Sie befassen sich mit einigen der wichtigsten Herausforderungen des grünen und digitalen Wandels, der Innovation, Internationalisierung und Resilienz für ihre Mitglieder. Die Konsortien leisten hervorragende Arbeit. 75 Prozent von insgesamt 42 Millionen Euro fließen im Rahmen der Initiative direkt an KMU. In den folgenden fünf Euroclustern sind steirische bzw. österreichische Partner beteiligt: AEC Eurocluster (Ökosystem Bauwesen), RESIST (Mobilität, Verkehr und Automobilsektor), SILEO (Kultur- und Kreativwirtschaft, Einzelhandelsökosysteme), Eurocluster SILICON (Ökosystem Elektronik) und DESIRE (Ökosystem Gesundheit).
SFG: Frau Masselink, Sie sind gebürtige Grazerin – worauf freuen Sie sich besonders, wenn Sie im Zuge von „Clusters meet Regions“ die Heimat besuchen?
MM: Ich bin schon lange in Brüssel und es ist schön, die Steiermark als starke Region von außen wahrzunehmen. Zugleich liebe ich natürlich meine Wurzeln und freue mich sehr auf Graz – am meisten auf Familie und liebe Freunde!
Mariella Masselink
ist Abteilungsleiterin für „Industrial Forum, Alliances and Clusters“ (Industrieforum, Allianzen, Cluster) in der Generaldirektion Binnenmarkt, Industrie, Unternehmertum und KMU der Europäischen Kommission.
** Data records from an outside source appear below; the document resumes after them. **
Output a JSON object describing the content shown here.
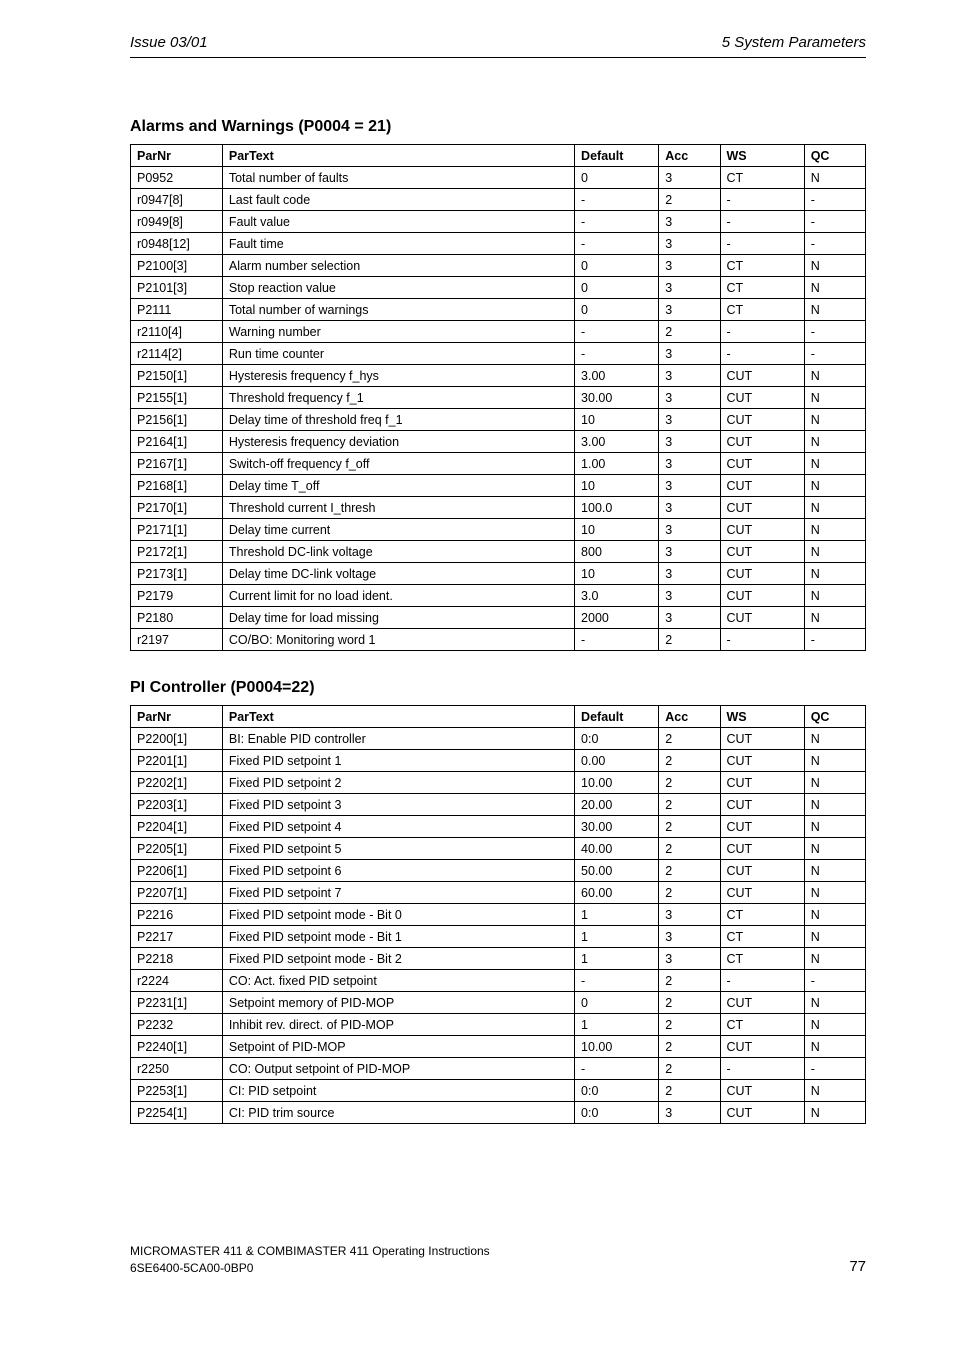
{
  "header": {
    "left": "Issue 03/01",
    "right": "5  System Parameters"
  },
  "section1": {
    "title": "Alarms and Warnings (P0004 = 21)",
    "headers": {
      "parnr": "ParNr",
      "partext": "ParText",
      "default": "Default",
      "acc": "Acc",
      "ws": "WS",
      "qc": "QC"
    },
    "rows": [
      {
        "parnr": "P0952",
        "partext": "Total number of faults",
        "default": "0",
        "acc": "3",
        "ws": "CT",
        "qc": "N"
      },
      {
        "parnr": "r0947[8]",
        "partext": "Last fault code",
        "default": "-",
        "acc": "2",
        "ws": "-",
        "qc": "-"
      },
      {
        "parnr": "r0949[8]",
        "partext": "Fault value",
        "default": "-",
        "acc": "3",
        "ws": "-",
        "qc": "-"
      },
      {
        "parnr": "r0948[12]",
        "partext": "Fault time",
        "default": "-",
        "acc": "3",
        "ws": "-",
        "qc": "-"
      },
      {
        "parnr": "P2100[3]",
        "partext": "Alarm number selection",
        "default": "0",
        "acc": "3",
        "ws": "CT",
        "qc": "N"
      },
      {
        "parnr": "P2101[3]",
        "partext": "Stop reaction value",
        "default": "0",
        "acc": "3",
        "ws": "CT",
        "qc": "N"
      },
      {
        "parnr": "P2111",
        "partext": "Total number of warnings",
        "default": "0",
        "acc": "3",
        "ws": "CT",
        "qc": "N"
      },
      {
        "parnr": "r2110[4]",
        "partext": "Warning number",
        "default": "-",
        "acc": "2",
        "ws": "-",
        "qc": "-"
      },
      {
        "parnr": "r2114[2]",
        "partext": "Run time counter",
        "default": "-",
        "acc": "3",
        "ws": "-",
        "qc": "-"
      },
      {
        "parnr": "P2150[1]",
        "partext": "Hysteresis frequency f_hys",
        "default": "3.00",
        "acc": "3",
        "ws": "CUT",
        "qc": "N"
      },
      {
        "parnr": "P2155[1]",
        "partext": "Threshold frequency f_1",
        "default": "30.00",
        "acc": "3",
        "ws": "CUT",
        "qc": "N"
      },
      {
        "parnr": "P2156[1]",
        "partext": "Delay time of threshold freq f_1",
        "default": "10",
        "acc": "3",
        "ws": "CUT",
        "qc": "N"
      },
      {
        "parnr": "P2164[1]",
        "partext": "Hysteresis frequency deviation",
        "default": "3.00",
        "acc": "3",
        "ws": "CUT",
        "qc": "N"
      },
      {
        "parnr": "P2167[1]",
        "partext": "Switch-off frequency f_off",
        "default": "1.00",
        "acc": "3",
        "ws": "CUT",
        "qc": "N"
      },
      {
        "parnr": "P2168[1]",
        "partext": "Delay time T_off",
        "default": "10",
        "acc": "3",
        "ws": "CUT",
        "qc": "N"
      },
      {
        "parnr": "P2170[1]",
        "partext": "Threshold current I_thresh",
        "default": "100.0",
        "acc": "3",
        "ws": "CUT",
        "qc": "N"
      },
      {
        "parnr": "P2171[1]",
        "partext": "Delay time current",
        "default": "10",
        "acc": "3",
        "ws": "CUT",
        "qc": "N"
      },
      {
        "parnr": "P2172[1]",
        "partext": "Threshold DC-link voltage",
        "default": "800",
        "acc": "3",
        "ws": "CUT",
        "qc": "N"
      },
      {
        "parnr": "P2173[1]",
        "partext": "Delay time DC-link voltage",
        "default": "10",
        "acc": "3",
        "ws": "CUT",
        "qc": "N"
      },
      {
        "parnr": "P2179",
        "partext": "Current limit for no load ident.",
        "default": "3.0",
        "acc": "3",
        "ws": "CUT",
        "qc": "N"
      },
      {
        "parnr": "P2180",
        "partext": "Delay time for load missing",
        "default": "2000",
        "acc": "3",
        "ws": "CUT",
        "qc": "N"
      },
      {
        "parnr": "r2197",
        "partext": "CO/BO: Monitoring word 1",
        "default": "-",
        "acc": "2",
        "ws": "-",
        "qc": "-"
      }
    ]
  },
  "section2": {
    "title": "PI Controller (P0004=22)",
    "headers": {
      "parnr": "ParNr",
      "partext": "ParText",
      "default": "Default",
      "acc": "Acc",
      "ws": "WS",
      "qc": "QC"
    },
    "rows": [
      {
        "parnr": "P2200[1]",
        "partext": "BI: Enable PID controller",
        "default": "0:0",
        "acc": "2",
        "ws": "CUT",
        "qc": "N"
      },
      {
        "parnr": "P2201[1]",
        "partext": "Fixed PID setpoint 1",
        "default": "0.00",
        "acc": "2",
        "ws": "CUT",
        "qc": "N"
      },
      {
        "parnr": "P2202[1]",
        "partext": "Fixed PID setpoint 2",
        "default": "10.00",
        "acc": "2",
        "ws": "CUT",
        "qc": "N"
      },
      {
        "parnr": "P2203[1]",
        "partext": "Fixed PID setpoint 3",
        "default": "20.00",
        "acc": "2",
        "ws": "CUT",
        "qc": "N"
      },
      {
        "parnr": "P2204[1]",
        "partext": "Fixed PID setpoint 4",
        "default": "30.00",
        "acc": "2",
        "ws": "CUT",
        "qc": "N"
      },
      {
        "parnr": "P2205[1]",
        "partext": "Fixed PID setpoint 5",
        "default": "40.00",
        "acc": "2",
        "ws": "CUT",
        "qc": "N"
      },
      {
        "parnr": "P2206[1]",
        "partext": "Fixed PID setpoint 6",
        "default": "50.00",
        "acc": "2",
        "ws": "CUT",
        "qc": "N"
      },
      {
        "parnr": "P2207[1]",
        "partext": "Fixed PID setpoint 7",
        "default": "60.00",
        "acc": "2",
        "ws": "CUT",
        "qc": "N"
      },
      {
        "parnr": "P2216",
        "partext": "Fixed PID setpoint mode - Bit 0",
        "default": "1",
        "acc": "3",
        "ws": "CT",
        "qc": "N"
      },
      {
        "parnr": "P2217",
        "partext": "Fixed PID setpoint mode - Bit 1",
        "default": "1",
        "acc": "3",
        "ws": "CT",
        "qc": "N"
      },
      {
        "parnr": "P2218",
        "partext": "Fixed PID setpoint mode - Bit 2",
        "default": "1",
        "acc": "3",
        "ws": "CT",
        "qc": "N"
      },
      {
        "parnr": "r2224",
        "partext": "CO: Act. fixed PID setpoint",
        "default": "-",
        "acc": "2",
        "ws": "-",
        "qc": "-"
      },
      {
        "parnr": "P2231[1]",
        "partext": "Setpoint memory of PID-MOP",
        "default": "0",
        "acc": "2",
        "ws": "CUT",
        "qc": "N"
      },
      {
        "parnr": "P2232",
        "partext": "Inhibit rev. direct. of PID-MOP",
        "default": "1",
        "acc": "2",
        "ws": "CT",
        "qc": "N"
      },
      {
        "parnr": "P2240[1]",
        "partext": "Setpoint of PID-MOP",
        "default": "10.00",
        "acc": "2",
        "ws": "CUT",
        "qc": "N"
      },
      {
        "parnr": "r2250",
        "partext": "CO: Output setpoint of PID-MOP",
        "default": "-",
        "acc": "2",
        "ws": "-",
        "qc": "-"
      },
      {
        "parnr": "P2253[1]",
        "partext": "CI: PID setpoint",
        "default": "0:0",
        "acc": "2",
        "ws": "CUT",
        "qc": "N"
      },
      {
        "parnr": "P2254[1]",
        "partext": "CI: PID trim source",
        "default": "0:0",
        "acc": "3",
        "ws": "CUT",
        "qc": "N"
      }
    ]
  },
  "footer": {
    "line1": "MICROMASTER 411 & COMBIMASTER 411    Operating Instructions",
    "line2": "6SE6400-5CA00-0BP0",
    "page": "77"
  }
}
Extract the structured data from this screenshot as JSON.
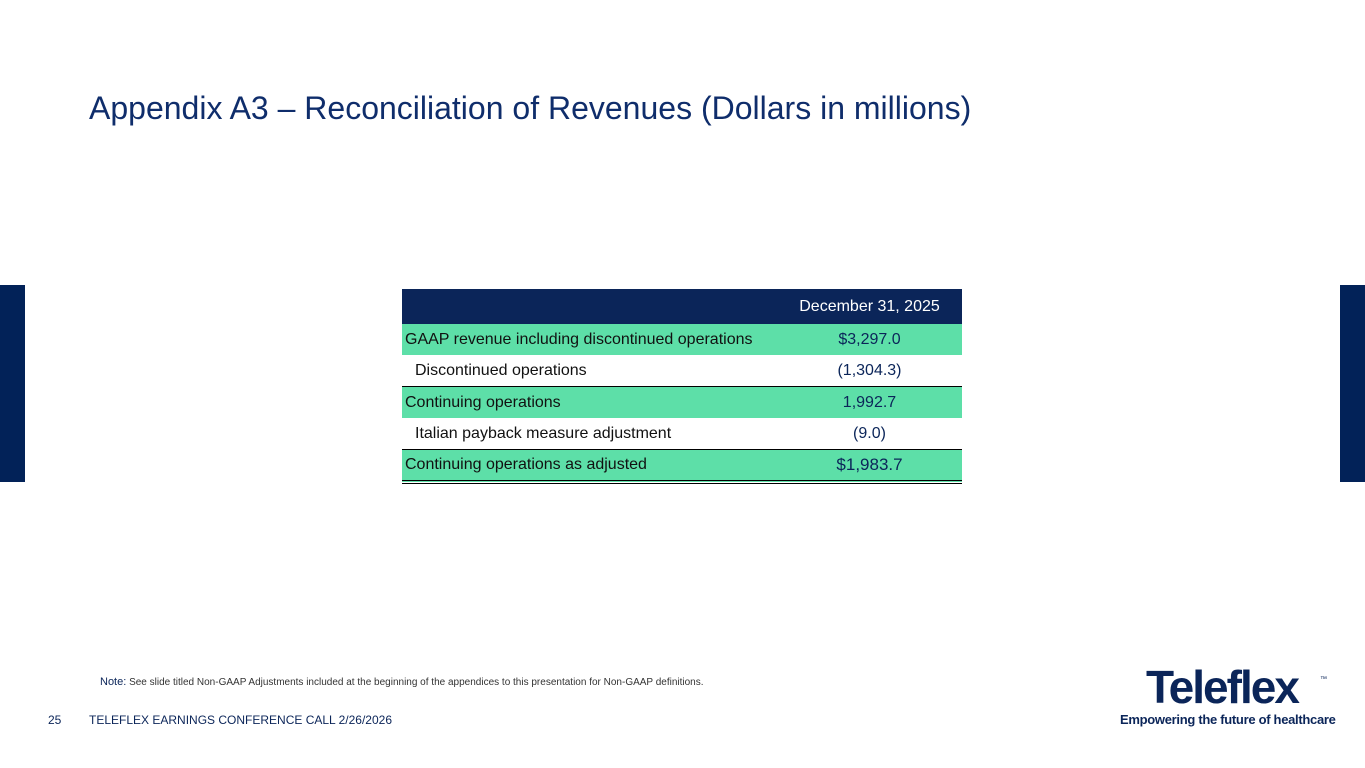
{
  "slide": {
    "title": "Appendix A3 – Reconciliation of Revenues (Dollars in millions)",
    "page_number": "25",
    "footer_text": "TELEFLEX EARNINGS CONFERENCE CALL 2/26/2026"
  },
  "table": {
    "header": {
      "label": "",
      "value": "December 31, 2025"
    },
    "rows": [
      {
        "label": "GAAP revenue including discontinued operations",
        "value": "$3,297.0"
      },
      {
        "label": "Discontinued operations",
        "value": "(1,304.3)"
      },
      {
        "label": "Continuing operations",
        "value": "1,992.7"
      },
      {
        "label": "Italian payback measure adjustment",
        "value": "(9.0)"
      },
      {
        "label": "Continuing operations as adjusted",
        "value": "$1,983.7"
      }
    ]
  },
  "note": {
    "label": "Note:",
    "text": "See slide titled Non-GAAP Adjustments included at the beginning of the appendices to this presentation for Non-GAAP definitions."
  },
  "logo": {
    "wordmark": "Teleflex",
    "trademark": "™",
    "tagline": "Empowering the future of healthcare"
  },
  "colors": {
    "navy": "#0b2559",
    "accent_green": "#5ddfa8",
    "side_bar": "#022258"
  }
}
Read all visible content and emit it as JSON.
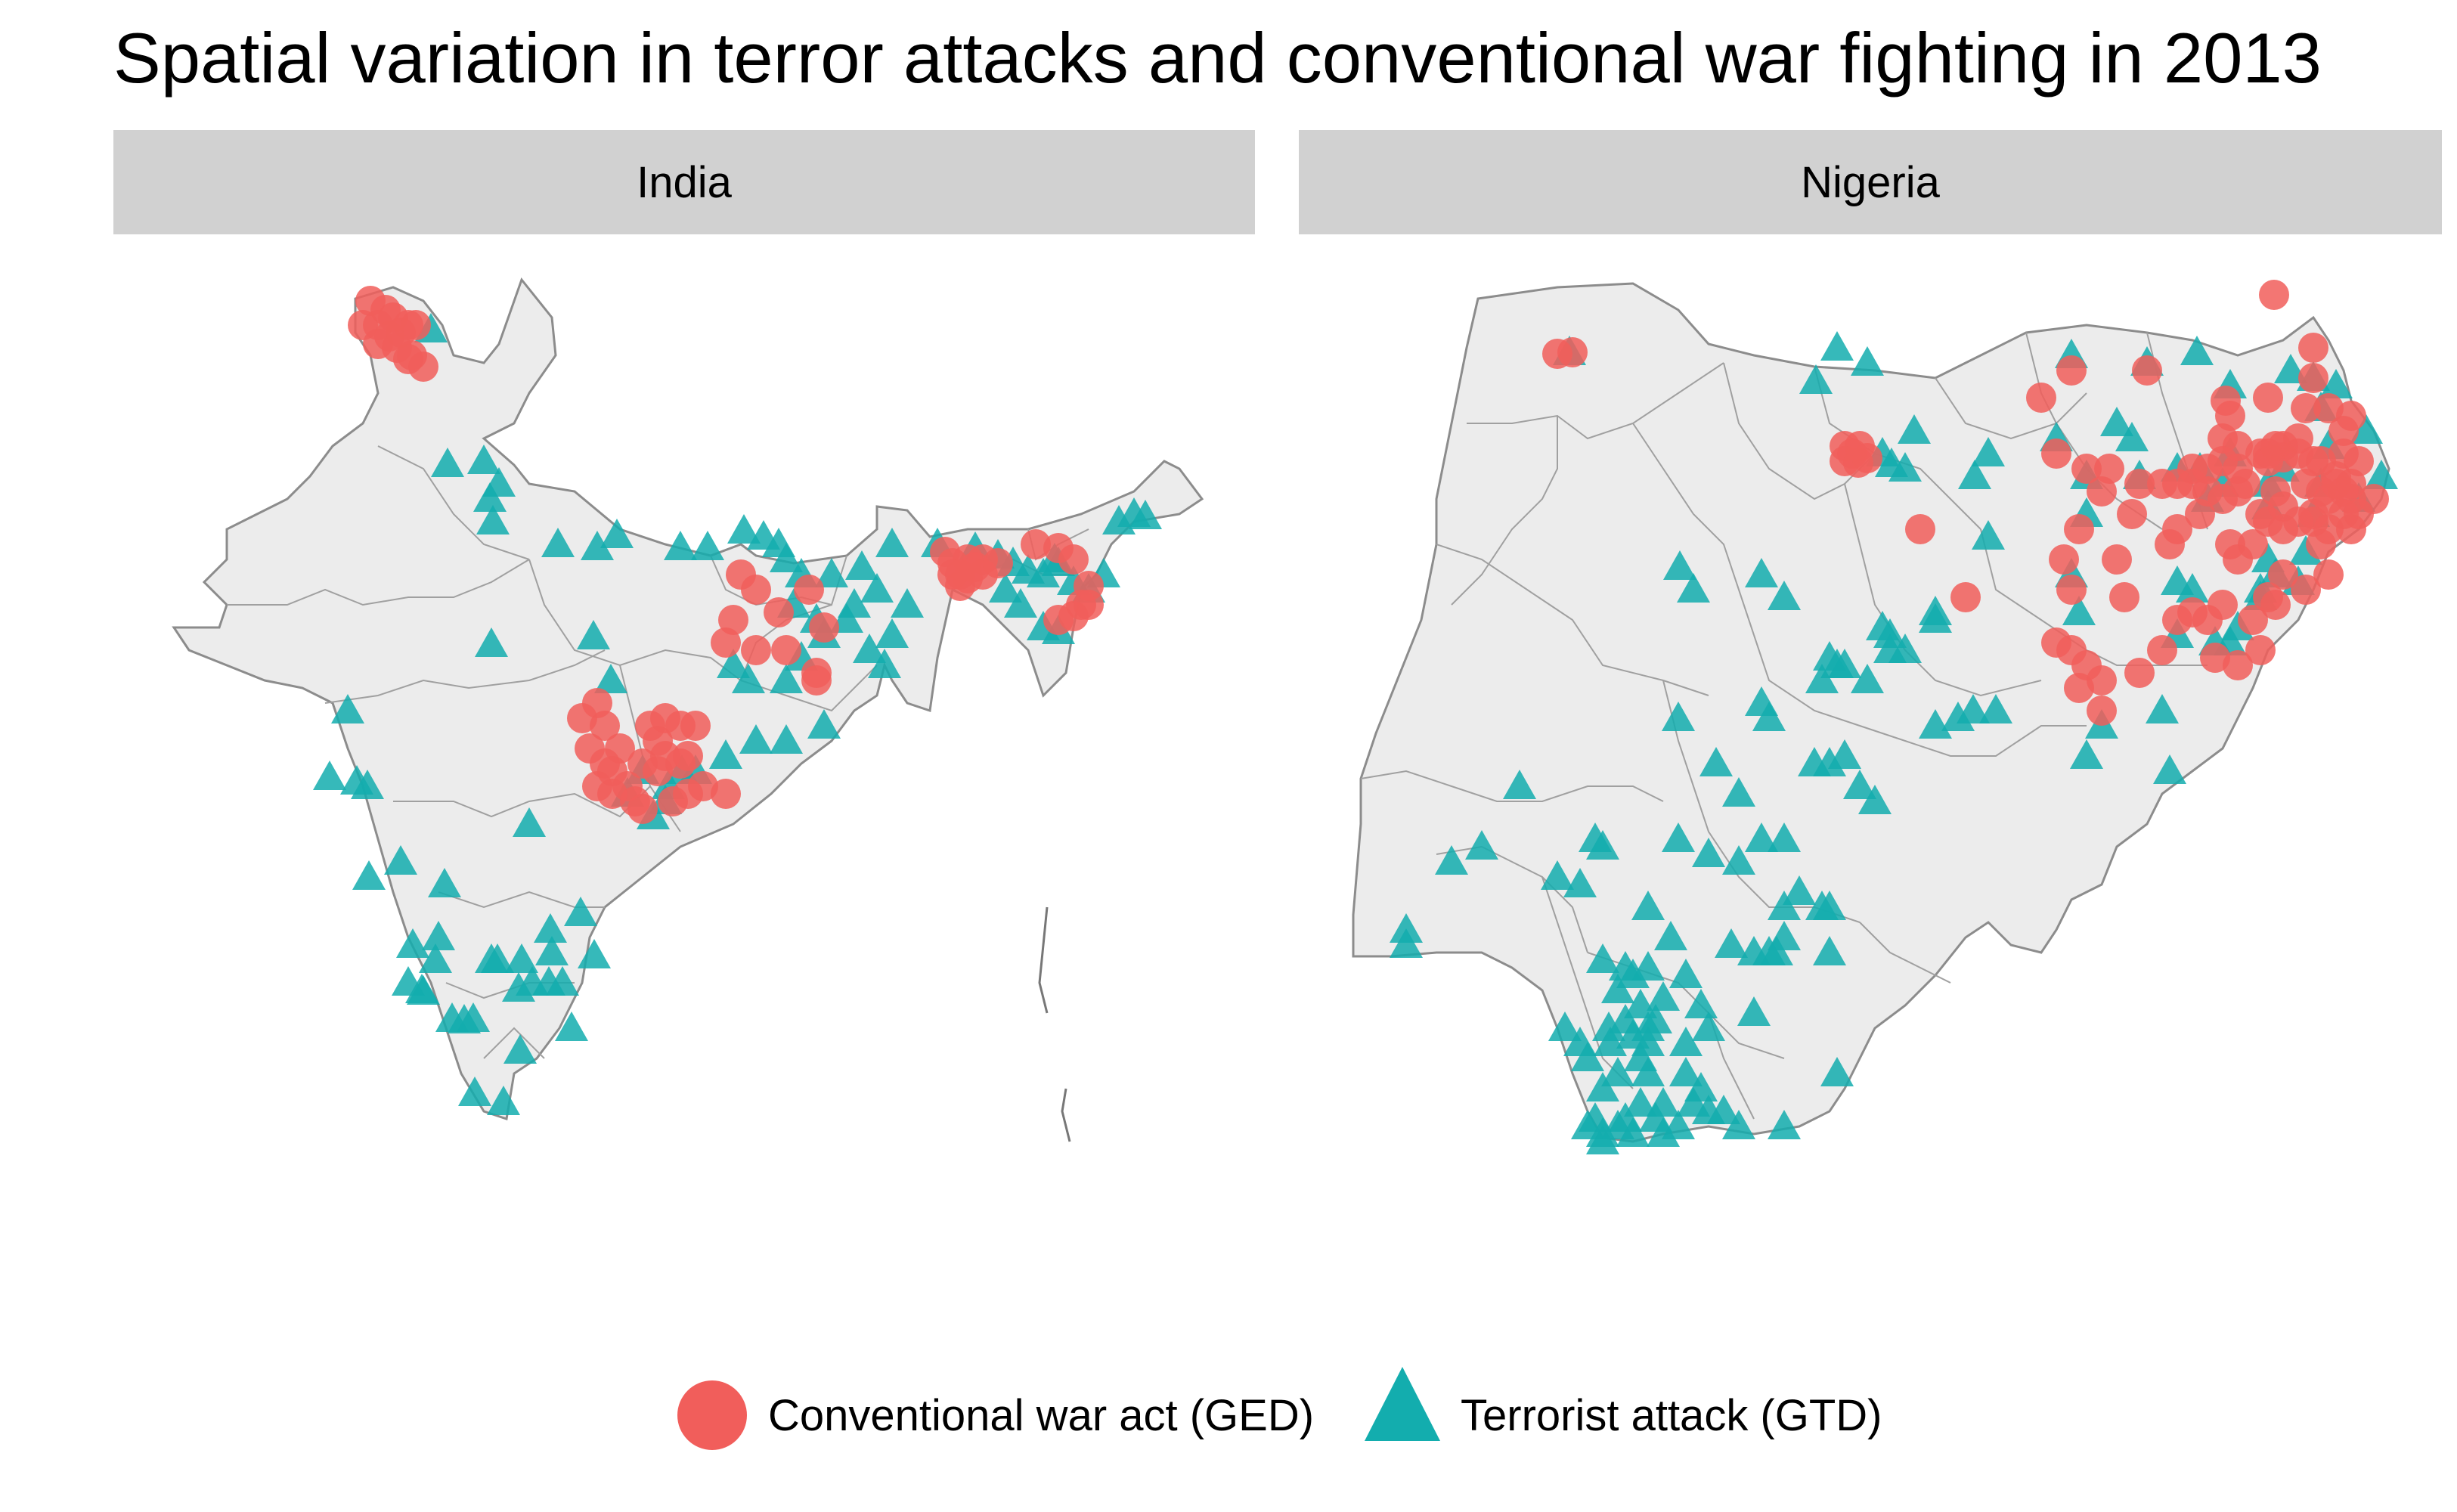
{
  "title": "Spatial variation in terror attacks and conventional war fighting in 2013",
  "colors": {
    "ged": "#f15e5b",
    "gtd": "#13adae",
    "land": "#ececec",
    "border": "#8c8c8c",
    "strip": "#d1d1d1"
  },
  "panels": [
    {
      "name": "India"
    },
    {
      "name": "Nigeria"
    }
  ],
  "legend": {
    "items": [
      {
        "label": "Conventional war act (GED)",
        "shape": "circle"
      },
      {
        "label": "Terrorist attack (GTD)",
        "shape": "triangle"
      }
    ]
  }
}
Die Abteilung führt Industrie- und Unternehmensnetzwerke, Veranstaltungen und Finanzierungsprogramme zusammen, um Unternehmen in allen Phasen ihres Wachstums zu unterstützen und ihnen zu helfen, innerhalb und außerhalb der EU-Grenzen effektiv zusammenzuarbeiten. Mariella Masselink verfügt über umfangreiche Erfahrung in den Dienststellen der Kommission, unter anderem im Bereich Wirtschafts- und Finanzangelegenheiten sowie EU-Haushalt. Vor ihrem Eintritt in die Kommission war sie im österreichischen Bundeskanzleramt im Bereich der europapolitischen Koordinierung tätig.